STILL NOT CONVINCED? LET’S DO SOME USER TESTING
TASK #1: As quickly as you can, how does Nepal compare to Uzbekistan?
TASK #2: As quickly as you can, find all of the other places on the map similar to Nepal? Which place is most similar? Which one least?
Hard, isn’t it? To be honest, it shouldn’t be: A regular 2D classed choropleth map or proportional symbol map would make short work of those questions. So what did we gain by extruding the countries up into space? Not much that I can see.
- The Lack of a zero-line referent makes it hard to judge absolute magnitudes.
- The “fish eye lens” effect mean each prism is viewed from a different angle than its neighbors, making comparison just a little bit harder as we have to mental account for these differences in our estimates.
- It is hard to judge the height of something when you are staring directly down at it. This matters because height is the visual variable that does the “work” in this graphic—it’s how the data are encoded visually. Why obscure the very thing map-readers need to make sense of the graphic (e.g., the side-view height of each polygon)?

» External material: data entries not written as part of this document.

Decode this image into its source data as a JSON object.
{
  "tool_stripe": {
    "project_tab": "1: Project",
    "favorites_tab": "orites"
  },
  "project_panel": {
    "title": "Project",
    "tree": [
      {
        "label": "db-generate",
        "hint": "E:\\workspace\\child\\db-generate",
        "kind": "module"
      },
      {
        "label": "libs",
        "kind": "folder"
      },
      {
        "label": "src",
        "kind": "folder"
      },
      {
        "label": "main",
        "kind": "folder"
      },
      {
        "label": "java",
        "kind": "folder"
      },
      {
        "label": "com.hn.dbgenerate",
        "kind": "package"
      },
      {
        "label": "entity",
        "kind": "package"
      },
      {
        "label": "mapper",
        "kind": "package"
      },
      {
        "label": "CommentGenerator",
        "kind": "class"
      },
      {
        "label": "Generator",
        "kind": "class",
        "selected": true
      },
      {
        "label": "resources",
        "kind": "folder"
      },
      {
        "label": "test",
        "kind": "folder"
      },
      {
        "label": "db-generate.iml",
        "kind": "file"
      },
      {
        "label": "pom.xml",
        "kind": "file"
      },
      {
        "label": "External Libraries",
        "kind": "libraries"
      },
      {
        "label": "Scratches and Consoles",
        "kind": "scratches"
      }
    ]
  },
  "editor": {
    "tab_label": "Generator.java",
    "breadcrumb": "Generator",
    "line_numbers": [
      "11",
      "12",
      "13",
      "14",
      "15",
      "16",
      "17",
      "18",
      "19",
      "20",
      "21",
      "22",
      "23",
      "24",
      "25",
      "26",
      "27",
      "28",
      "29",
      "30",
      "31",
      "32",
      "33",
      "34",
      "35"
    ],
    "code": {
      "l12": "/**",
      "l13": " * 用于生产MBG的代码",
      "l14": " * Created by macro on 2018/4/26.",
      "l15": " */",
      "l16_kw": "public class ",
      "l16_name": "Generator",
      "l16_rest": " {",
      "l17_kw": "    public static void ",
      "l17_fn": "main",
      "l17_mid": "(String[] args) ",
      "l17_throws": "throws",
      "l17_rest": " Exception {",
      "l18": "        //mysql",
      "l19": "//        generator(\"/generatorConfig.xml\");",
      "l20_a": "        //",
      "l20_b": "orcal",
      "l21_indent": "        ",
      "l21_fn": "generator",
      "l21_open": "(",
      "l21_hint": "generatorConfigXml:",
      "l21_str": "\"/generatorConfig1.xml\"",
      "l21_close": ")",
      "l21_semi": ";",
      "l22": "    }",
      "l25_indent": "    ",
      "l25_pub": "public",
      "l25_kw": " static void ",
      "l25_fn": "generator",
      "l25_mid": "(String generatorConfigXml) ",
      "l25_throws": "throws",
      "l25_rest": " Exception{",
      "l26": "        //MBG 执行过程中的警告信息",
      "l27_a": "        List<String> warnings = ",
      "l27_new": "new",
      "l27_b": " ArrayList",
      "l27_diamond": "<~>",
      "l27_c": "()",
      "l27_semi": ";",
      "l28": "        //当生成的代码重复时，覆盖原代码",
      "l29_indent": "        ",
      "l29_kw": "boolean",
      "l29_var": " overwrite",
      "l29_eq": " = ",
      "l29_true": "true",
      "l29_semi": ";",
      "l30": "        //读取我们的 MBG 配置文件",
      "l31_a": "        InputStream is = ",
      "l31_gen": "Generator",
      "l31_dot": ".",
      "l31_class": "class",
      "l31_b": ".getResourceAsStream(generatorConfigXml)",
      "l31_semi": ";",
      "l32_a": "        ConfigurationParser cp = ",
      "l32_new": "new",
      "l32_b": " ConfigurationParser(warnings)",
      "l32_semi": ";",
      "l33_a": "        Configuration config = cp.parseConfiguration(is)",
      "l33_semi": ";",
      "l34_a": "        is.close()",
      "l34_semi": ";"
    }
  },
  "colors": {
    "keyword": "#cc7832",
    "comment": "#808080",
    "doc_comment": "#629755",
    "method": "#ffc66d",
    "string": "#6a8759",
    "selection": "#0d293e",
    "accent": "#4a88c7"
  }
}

I need to be convinced of two things: (1) something is fundamentally wrong with our proven and highly efficient planimetric thematic maps, and (2) that reprojecting this data onto a virtual globe somehow solves those problems. Otherwise, we truly have a cool new technology in search of an application, and that’s just putting the cart before the horse.
Some suggestions: First, unless the 3rd dimension communicates something and isn’t merely redundant data already encoded in the colors, sizes, etc., do not include it (for all the reasons outlined above). Second, if you want folks to perform “analytical map reading tasks” such as estimating relative sizes, distances, or densities, keep scale constant. Third, do not obscure parts of the map behind other parts if that isn’t inherently relevant to the data (e.g., this is fine for terrain visualization). Fourth, and most importantly, do some user testing before presenting a new technique as the best thing ever: It’s how research works and why it is important.
So what things are Google Earth (and other Virtual Globes) good for? The consensus around here is (1) to engender, quite powerfully at times, a qualitative “sense of place” or “immersion”; (2) for virtual tourism (e.g., sit on top of Mt Everest) or virtual architecture/planning; and (3) to perform a kind of viewshed analysis and see what can and cannot be seen from locations (line-of-sight). All of those are inherently 3D-map reading tasks in which the immersive, 3D nature of the map is important. By comparison, population data (one number per country) is NOT inherently 3-dimensional and is only made to suffer when dressed-up in prism maps and 3D figurines.
Cartography, like all good design, is about communicating the maximum amount of information with the least amount of ink (or pixels). The world is just too complex and interesting to be wasting our ink/pixels on non-functioning ornamentation.